The various news articles are terribly written (esp. the original nypost article), so here's what I can tell as someone with some knowledge of Lyft stock:
* Lyft's market standoff agreement is written loosely. Often such agreements enumerate a wide range of prohibited behaviors with the underlying stock during the lockup, banning all sorts of direct or indirect sells, hedges, hypothecation, etc. of the underlying stock. Lyft merely bans "selling or otherwise disposing" the company stock.
* Lyft has claimed (in emails to investors) that any transaction that transfers "economic interest" of the stock are prohibited.
So:
1. Via "https://nypost.com/2019/04/05/lyft-threatens-morgan-stanley-..., It looks like Morgan Stanley might have created a vehicle/security that inversely tracks Lyft. So the Lyft investors aren't per se shorting Lyft; MS is. This toes the line (as it is an indirect short), but I'd love to see legal experts weigh in.
2. Even then, I'm finding Lyft's position hard to rationalize. How does an agreement to ban sales bar any form of economic interest reduction? (e.g. buying puts, writing calls, hypothecating, etc.) I would think investors could execute equity collars on their Lyft position all they want per the agreement (and Morgan Stanley could be their counter-party), but Lyft is claiming otherwise.
From https://www.bloomberg.com/opinion/articles/2019-04-04/token-...
Update: Note that it is carefully worded: "Our directors, executive officers and holders of a substantial portion of our capital stock and securities convertible into our capital stock".
What probably happened is that the company required holders of only a "substantial portion" of stock to sign updated agreements with the underwriters. Neither I nor any of my Lyft stockholding friends ever entered into such an agreement (and Lyft isn't claiming that we, as minor shareholders, did). So as far as I can tell, nothing blocks us from hedging with Morgan Stanley or otherwise.

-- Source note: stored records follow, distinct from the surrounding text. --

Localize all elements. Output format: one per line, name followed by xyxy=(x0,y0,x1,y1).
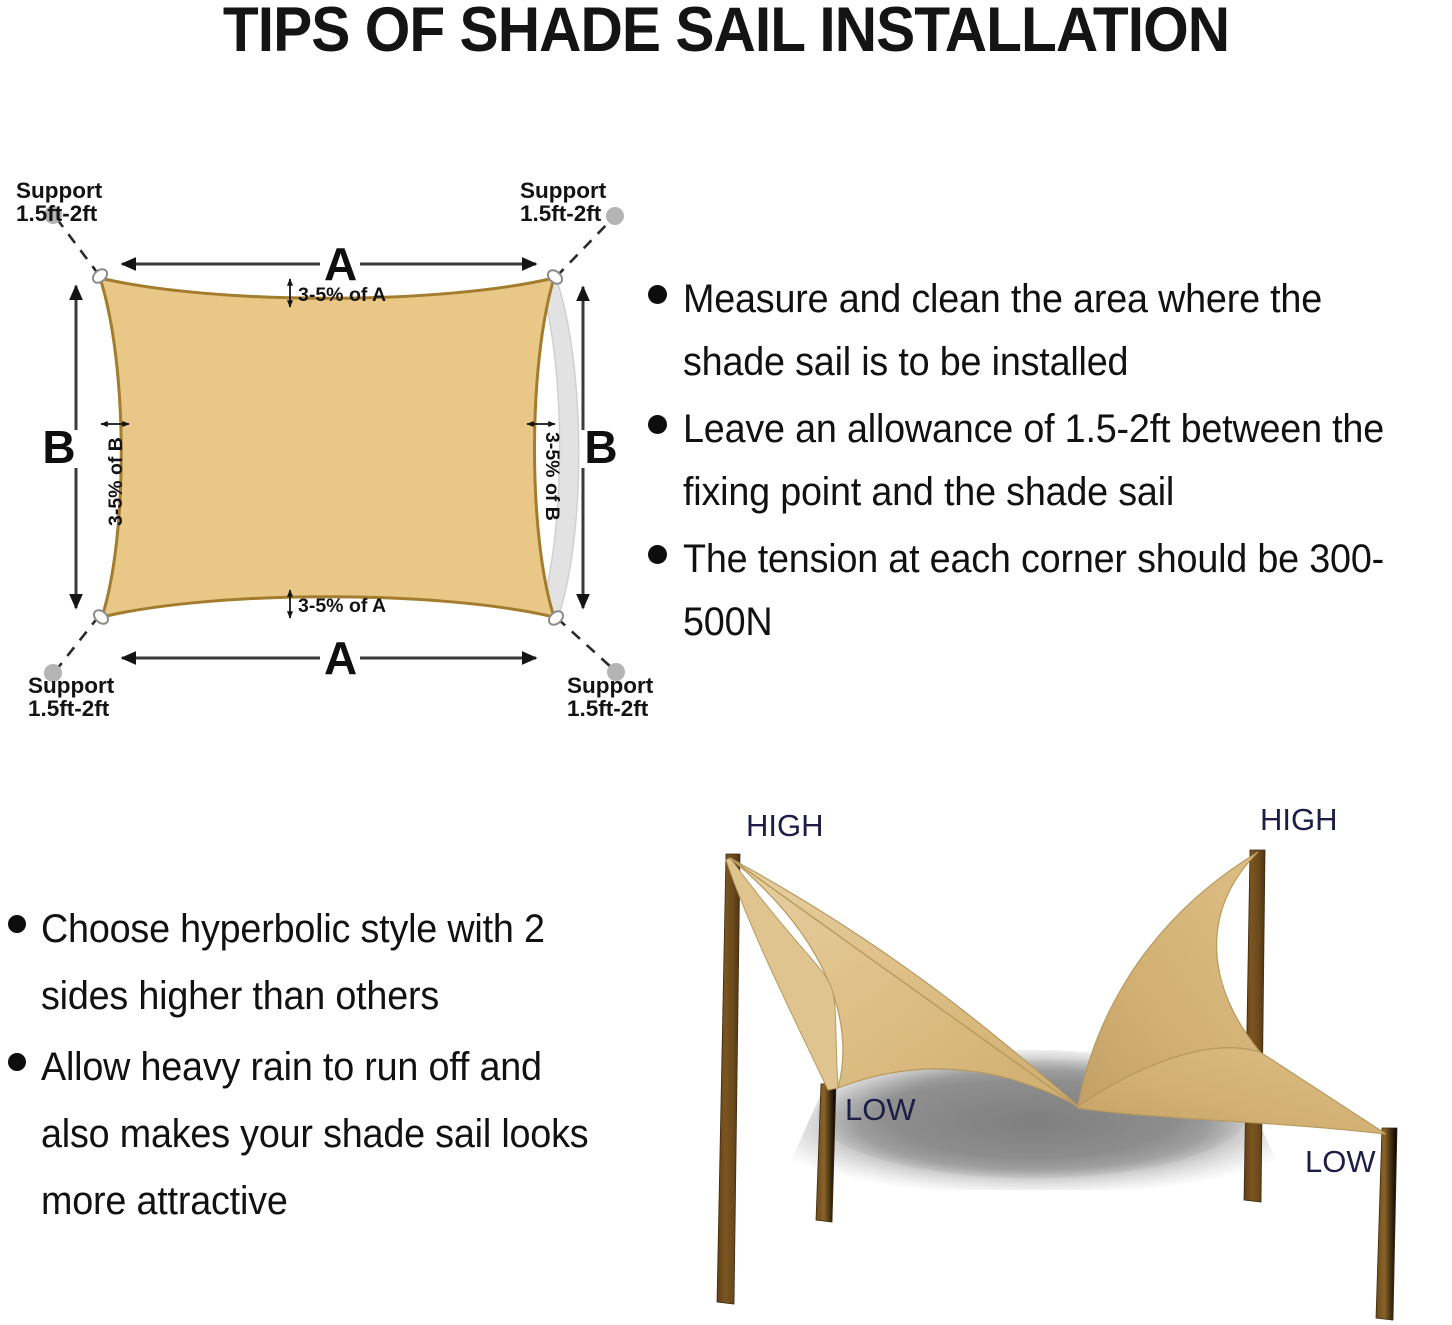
support-label-bottom-left-line2: 1.5ft-2ft xyxy=(28,696,110,721)
shade-sail-dimensions-diagram: Support 1.5ft-2ft Support 1.5ft-2ft Supp… xyxy=(0,150,680,740)
list-item: Measure and clean the area where the sha… xyxy=(648,268,1452,394)
installation-tips-list: Measure and clean the area where the sha… xyxy=(648,268,1452,658)
dimension-b-left: B xyxy=(42,286,76,608)
tether-bottom-left xyxy=(57,616,99,669)
dimension-a-top: A xyxy=(122,238,536,290)
post-low-right xyxy=(1376,1128,1397,1320)
support-label-top-right-line2: 1.5ft-2ft xyxy=(520,201,602,226)
style-note-text: Choose hyperbolic style with 2 sides hig… xyxy=(41,896,602,1030)
dimension-a-bottom: A xyxy=(122,632,536,684)
support-label-bottom-right-line2: 1.5ft-2ft xyxy=(567,696,649,721)
support-label-bottom-left-line1: Support xyxy=(28,673,115,698)
pct-a-bottom-label: 3-5% of A xyxy=(298,595,386,617)
bullet-dot-icon xyxy=(648,415,667,434)
callout-pct-a-bottom: 3-5% of A xyxy=(290,590,386,618)
tip-text: The tension at each corner should be 300… xyxy=(683,528,1417,654)
list-item: Allow heavy rain to run off and also mak… xyxy=(8,1034,628,1235)
list-item: Leave an allowance of 1.5-2ft between th… xyxy=(648,398,1452,524)
dim-letter-b-left: B xyxy=(42,421,75,473)
dim-letter-a-bottom: A xyxy=(324,632,357,684)
tether-top-right xyxy=(556,220,611,277)
label-low-left: LOW xyxy=(845,1092,916,1127)
pct-b-left-label: 3-5% of B xyxy=(105,437,127,526)
label-high-left: HIGH xyxy=(746,808,824,843)
shade-sail-shape xyxy=(100,278,554,617)
tip-text: Measure and clean the area where the sha… xyxy=(683,268,1417,394)
post-high-left xyxy=(717,854,740,1304)
label-low-right: LOW xyxy=(1305,1144,1376,1179)
pct-a-top-label: 3-5% of A xyxy=(298,284,386,306)
callout-pct-b-left: 3-5% of B xyxy=(101,424,129,526)
support-label-top-right-line1: Support xyxy=(520,178,607,203)
callout-pct-a-top: 3-5% of A xyxy=(290,279,386,307)
dim-letter-a-top: A xyxy=(324,238,357,290)
page-title: TIPS OF SHADE SAIL INSTALLATION xyxy=(51,0,1401,66)
hyperbolic-style-notes-list: Choose hyperbolic style with 2 sides hig… xyxy=(8,896,628,1239)
label-high-right: HIGH xyxy=(1260,802,1338,837)
tether-bottom-right xyxy=(557,618,612,668)
dim-letter-b-right: B xyxy=(584,421,617,473)
support-label-bottom-right-line1: Support xyxy=(567,673,654,698)
hyperbolic-shade-sail-illustration: HIGH HIGH LOW LOW xyxy=(660,790,1452,1325)
list-item: The tension at each corner should be 300… xyxy=(648,528,1452,654)
bullet-dot-icon xyxy=(8,1053,26,1071)
support-label-top-left-line1: Support xyxy=(16,178,103,203)
support-label-top-left-line2: 1.5ft-2ft xyxy=(16,201,98,226)
bullet-dot-icon xyxy=(8,915,26,933)
post-high-right xyxy=(1244,850,1265,1202)
tether-top-left xyxy=(57,219,99,275)
style-note-text: Allow heavy rain to run off and also mak… xyxy=(41,1034,602,1235)
pct-b-right-label: 3-5% of B xyxy=(541,432,563,521)
dimension-b-right: B xyxy=(583,287,618,608)
bullet-dot-icon xyxy=(648,545,667,564)
tip-text: Leave an allowance of 1.5-2ft between th… xyxy=(683,398,1417,524)
support-dot-top-right xyxy=(606,207,624,225)
list-item: Choose hyperbolic style with 2 sides hig… xyxy=(8,896,628,1030)
infographic-page: TIPS OF SHADE SAIL INSTALLATION Support … xyxy=(0,0,1452,1325)
bullet-dot-icon xyxy=(648,285,667,304)
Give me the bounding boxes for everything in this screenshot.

(Original post was thinking the S1 is wrong; it is not)
The issue (and, yes, the drafting of the agreement you point to may make this murkier than would generally be the case) sounds like tortious interferenxe. Supposing MS did create a shorting product for Lyft pre-IPO investors, and supposing that the pre-IPO investors are, as a class, prohibited from engaging with that product by contract with Lyft, and supposing MS knew about that prohibition, that would seem to be the issue.

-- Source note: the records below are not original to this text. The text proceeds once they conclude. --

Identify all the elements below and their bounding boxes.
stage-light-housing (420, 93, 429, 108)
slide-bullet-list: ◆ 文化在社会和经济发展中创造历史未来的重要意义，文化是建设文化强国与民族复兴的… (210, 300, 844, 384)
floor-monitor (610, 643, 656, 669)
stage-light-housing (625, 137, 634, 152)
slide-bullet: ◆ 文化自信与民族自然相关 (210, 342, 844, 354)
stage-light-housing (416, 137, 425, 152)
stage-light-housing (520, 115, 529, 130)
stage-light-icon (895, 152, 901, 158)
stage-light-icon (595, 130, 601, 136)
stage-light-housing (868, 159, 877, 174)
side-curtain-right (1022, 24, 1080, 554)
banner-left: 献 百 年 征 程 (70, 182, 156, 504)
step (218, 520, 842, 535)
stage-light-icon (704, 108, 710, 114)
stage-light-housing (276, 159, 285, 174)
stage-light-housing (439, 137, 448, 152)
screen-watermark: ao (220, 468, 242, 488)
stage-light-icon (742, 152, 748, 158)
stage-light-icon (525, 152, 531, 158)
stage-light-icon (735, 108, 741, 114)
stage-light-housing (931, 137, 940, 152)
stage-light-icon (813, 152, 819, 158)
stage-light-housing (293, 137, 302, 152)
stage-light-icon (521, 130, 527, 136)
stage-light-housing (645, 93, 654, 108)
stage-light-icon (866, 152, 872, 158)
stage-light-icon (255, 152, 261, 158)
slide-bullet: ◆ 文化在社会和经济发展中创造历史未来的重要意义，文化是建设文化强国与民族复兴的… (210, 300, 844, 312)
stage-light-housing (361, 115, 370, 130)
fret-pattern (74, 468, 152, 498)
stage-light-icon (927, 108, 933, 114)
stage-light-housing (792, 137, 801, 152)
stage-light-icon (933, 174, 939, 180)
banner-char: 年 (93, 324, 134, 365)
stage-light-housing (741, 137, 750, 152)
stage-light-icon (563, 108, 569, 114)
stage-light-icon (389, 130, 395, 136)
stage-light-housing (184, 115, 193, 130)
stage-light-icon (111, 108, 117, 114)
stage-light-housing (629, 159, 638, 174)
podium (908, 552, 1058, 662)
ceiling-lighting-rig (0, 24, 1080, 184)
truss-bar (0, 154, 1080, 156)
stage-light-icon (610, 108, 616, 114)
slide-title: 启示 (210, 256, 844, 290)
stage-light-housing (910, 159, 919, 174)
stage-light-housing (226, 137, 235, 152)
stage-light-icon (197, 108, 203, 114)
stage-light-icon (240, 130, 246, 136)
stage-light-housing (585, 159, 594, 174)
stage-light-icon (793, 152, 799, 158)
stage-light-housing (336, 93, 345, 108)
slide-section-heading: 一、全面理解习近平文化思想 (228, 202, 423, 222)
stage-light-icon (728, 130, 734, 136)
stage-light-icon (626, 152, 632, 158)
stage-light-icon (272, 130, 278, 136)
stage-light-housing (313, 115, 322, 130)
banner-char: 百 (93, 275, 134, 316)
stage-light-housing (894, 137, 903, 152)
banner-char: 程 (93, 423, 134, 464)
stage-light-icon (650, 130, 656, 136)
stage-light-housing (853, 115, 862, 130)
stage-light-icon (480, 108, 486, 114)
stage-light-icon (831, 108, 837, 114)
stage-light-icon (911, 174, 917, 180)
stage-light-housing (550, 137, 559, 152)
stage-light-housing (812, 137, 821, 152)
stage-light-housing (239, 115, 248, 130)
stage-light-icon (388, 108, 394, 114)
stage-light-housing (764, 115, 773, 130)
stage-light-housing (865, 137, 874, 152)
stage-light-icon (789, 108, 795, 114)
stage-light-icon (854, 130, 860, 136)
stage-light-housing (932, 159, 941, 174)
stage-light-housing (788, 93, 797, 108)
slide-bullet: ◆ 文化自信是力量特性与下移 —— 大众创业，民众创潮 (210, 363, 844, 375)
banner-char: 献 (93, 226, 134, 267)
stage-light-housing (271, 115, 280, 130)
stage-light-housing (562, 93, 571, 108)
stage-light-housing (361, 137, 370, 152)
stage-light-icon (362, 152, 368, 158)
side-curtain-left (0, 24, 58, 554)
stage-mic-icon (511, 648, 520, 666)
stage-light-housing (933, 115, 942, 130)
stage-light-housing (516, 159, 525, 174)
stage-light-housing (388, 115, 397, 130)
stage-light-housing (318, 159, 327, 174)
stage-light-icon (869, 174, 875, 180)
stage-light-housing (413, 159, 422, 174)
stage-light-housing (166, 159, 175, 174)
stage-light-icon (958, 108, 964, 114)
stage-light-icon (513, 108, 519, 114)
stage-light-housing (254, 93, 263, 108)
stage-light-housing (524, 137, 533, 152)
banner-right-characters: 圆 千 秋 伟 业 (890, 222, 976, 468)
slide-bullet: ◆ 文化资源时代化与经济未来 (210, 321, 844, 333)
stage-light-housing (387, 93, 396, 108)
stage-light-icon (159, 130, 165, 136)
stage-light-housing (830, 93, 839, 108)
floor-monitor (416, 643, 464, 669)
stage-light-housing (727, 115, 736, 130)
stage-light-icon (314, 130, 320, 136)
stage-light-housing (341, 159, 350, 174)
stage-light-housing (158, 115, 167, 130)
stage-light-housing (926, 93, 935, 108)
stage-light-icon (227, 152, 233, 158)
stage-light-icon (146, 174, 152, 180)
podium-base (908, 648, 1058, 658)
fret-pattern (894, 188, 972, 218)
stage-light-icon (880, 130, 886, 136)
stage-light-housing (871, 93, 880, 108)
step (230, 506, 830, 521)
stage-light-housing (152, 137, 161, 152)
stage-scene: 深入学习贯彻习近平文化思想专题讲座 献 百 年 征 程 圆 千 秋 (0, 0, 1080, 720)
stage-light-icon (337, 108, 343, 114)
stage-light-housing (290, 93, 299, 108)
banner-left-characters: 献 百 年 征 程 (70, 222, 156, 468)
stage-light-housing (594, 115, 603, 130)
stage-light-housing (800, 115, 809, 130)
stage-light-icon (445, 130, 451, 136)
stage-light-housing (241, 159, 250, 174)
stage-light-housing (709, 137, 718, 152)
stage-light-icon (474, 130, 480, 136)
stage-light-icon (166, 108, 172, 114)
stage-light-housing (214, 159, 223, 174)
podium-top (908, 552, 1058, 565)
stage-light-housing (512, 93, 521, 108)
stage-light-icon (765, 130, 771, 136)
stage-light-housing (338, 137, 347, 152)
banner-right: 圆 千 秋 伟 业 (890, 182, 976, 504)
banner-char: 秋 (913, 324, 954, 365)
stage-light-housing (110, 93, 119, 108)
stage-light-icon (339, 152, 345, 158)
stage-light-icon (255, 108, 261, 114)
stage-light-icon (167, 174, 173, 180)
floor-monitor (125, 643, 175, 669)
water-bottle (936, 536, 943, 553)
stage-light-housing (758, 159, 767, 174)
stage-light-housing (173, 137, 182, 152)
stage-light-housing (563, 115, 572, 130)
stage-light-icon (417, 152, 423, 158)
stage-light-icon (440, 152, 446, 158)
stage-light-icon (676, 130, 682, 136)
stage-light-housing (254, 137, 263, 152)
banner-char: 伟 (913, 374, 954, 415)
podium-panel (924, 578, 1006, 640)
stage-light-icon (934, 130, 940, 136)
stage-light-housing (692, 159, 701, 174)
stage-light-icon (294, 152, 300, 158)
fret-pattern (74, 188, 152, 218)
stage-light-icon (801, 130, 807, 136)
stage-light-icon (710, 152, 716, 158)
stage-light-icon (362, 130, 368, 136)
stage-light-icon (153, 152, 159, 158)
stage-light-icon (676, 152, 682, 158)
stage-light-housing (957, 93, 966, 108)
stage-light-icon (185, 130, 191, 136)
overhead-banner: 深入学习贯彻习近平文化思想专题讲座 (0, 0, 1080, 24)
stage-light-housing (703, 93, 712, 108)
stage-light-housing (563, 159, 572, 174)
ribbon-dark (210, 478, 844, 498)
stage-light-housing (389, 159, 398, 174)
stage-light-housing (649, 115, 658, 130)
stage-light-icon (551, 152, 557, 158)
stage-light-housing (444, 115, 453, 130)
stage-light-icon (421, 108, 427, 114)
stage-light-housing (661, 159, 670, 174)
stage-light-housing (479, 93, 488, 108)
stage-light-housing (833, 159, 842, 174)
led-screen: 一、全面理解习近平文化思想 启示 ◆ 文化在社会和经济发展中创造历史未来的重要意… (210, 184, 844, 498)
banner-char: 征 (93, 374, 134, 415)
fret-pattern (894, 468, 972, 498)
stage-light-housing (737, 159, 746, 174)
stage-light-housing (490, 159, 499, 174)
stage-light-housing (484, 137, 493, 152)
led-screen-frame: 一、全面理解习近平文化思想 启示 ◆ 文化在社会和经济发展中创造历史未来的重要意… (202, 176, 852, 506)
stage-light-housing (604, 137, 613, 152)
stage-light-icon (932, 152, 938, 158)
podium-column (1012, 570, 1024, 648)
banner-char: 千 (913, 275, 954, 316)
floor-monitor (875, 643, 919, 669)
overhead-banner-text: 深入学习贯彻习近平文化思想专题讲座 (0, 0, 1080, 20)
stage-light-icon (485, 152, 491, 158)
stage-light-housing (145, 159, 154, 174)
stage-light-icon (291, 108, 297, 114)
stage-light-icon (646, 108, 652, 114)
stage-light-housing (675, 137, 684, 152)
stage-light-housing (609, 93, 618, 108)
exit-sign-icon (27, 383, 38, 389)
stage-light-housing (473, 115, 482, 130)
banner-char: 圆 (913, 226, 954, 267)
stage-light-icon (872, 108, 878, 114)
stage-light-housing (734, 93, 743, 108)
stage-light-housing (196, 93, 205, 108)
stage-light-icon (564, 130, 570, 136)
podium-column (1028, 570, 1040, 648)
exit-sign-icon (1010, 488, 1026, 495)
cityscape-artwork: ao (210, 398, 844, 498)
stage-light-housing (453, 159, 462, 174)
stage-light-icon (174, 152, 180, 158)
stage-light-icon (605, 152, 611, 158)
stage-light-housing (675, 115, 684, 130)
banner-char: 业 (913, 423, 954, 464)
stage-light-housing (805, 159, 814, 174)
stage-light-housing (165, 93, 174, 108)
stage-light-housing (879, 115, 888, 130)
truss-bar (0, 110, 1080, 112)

Also short selling is far more risky than taking the long side. On the long side, your downside is the money you invested (if the price goes to zero). On the short side, your downside is infinite (if the price keeps going up).
Companies complain about short sellers when they’re having cash flow problems and are dependent on the public markets to raise $ (by issuing new shares or in a bond offering), dto fund their operations. Short sellers can increase the cost of the company to raise money (eg if the company has a bond offering they may have to pay a higher interest rate if tons of shorts effectively lower the share price of the company).
But what possible charge could Lyft bring against ms?
It’s not illegal for an investment bank to short a company nor is it illegal for them to write a bespoke contract that let The holder lock in a price for ther shares as long as they weren’t the ipo underwriter.
It’s also not uncommon for a hedge fund to buy a bespoke put on a company Colton an investment bank, I mean writing this type of instrument is a part of their trading desks business.
Also this fails a simple occam’s razor test once MS denied this.
> tortious interference with the lock-up agreements
https://nypost.com/2019/04/05/lyft-threatens-morgan-stanley-... https://techcrunch.com/2019/04/05/morgan-stanley-which-is-un... https://www.theinformation.com/articles/lyft-threatened-morg...
The NYPost story includes the detail "We bought stock in a special acquisition vehicle and then the individual investors in the special acquisition vehicle shorted shares through Morgan Stanley ... Pre-IPO investors are contractually barred from reducing their “economic interest” in Lyft for six months, which includes shorting the stock. But sources say Lyft investors worked around the lock-up language by positioning the bets so that they won’t benefit from a decline or a rise in the stock. Instead, they simply lock in their IPO gains, which were significant."
Sounds like they were reducing their economic interest.
Obviously, if the investor engages in a transaction that leads to them to not benefiting from a rise in the stock, they've reduced their economic interest!
The answer (as I note elsewhere) is that the investors believe Lyft's lock-up language does not per se bar them from reducing "economic interest". The loose agreement only bars selling and presumably short-selling shares.
You've put your finger on the core of the legal dispute, what "reducing economic interest" means. The reporter did an excellent job explaining that. Now it'll be up to a court to figure it out.
If Lyft IPO price had been lower (... or more reasonable) this problem would not exist.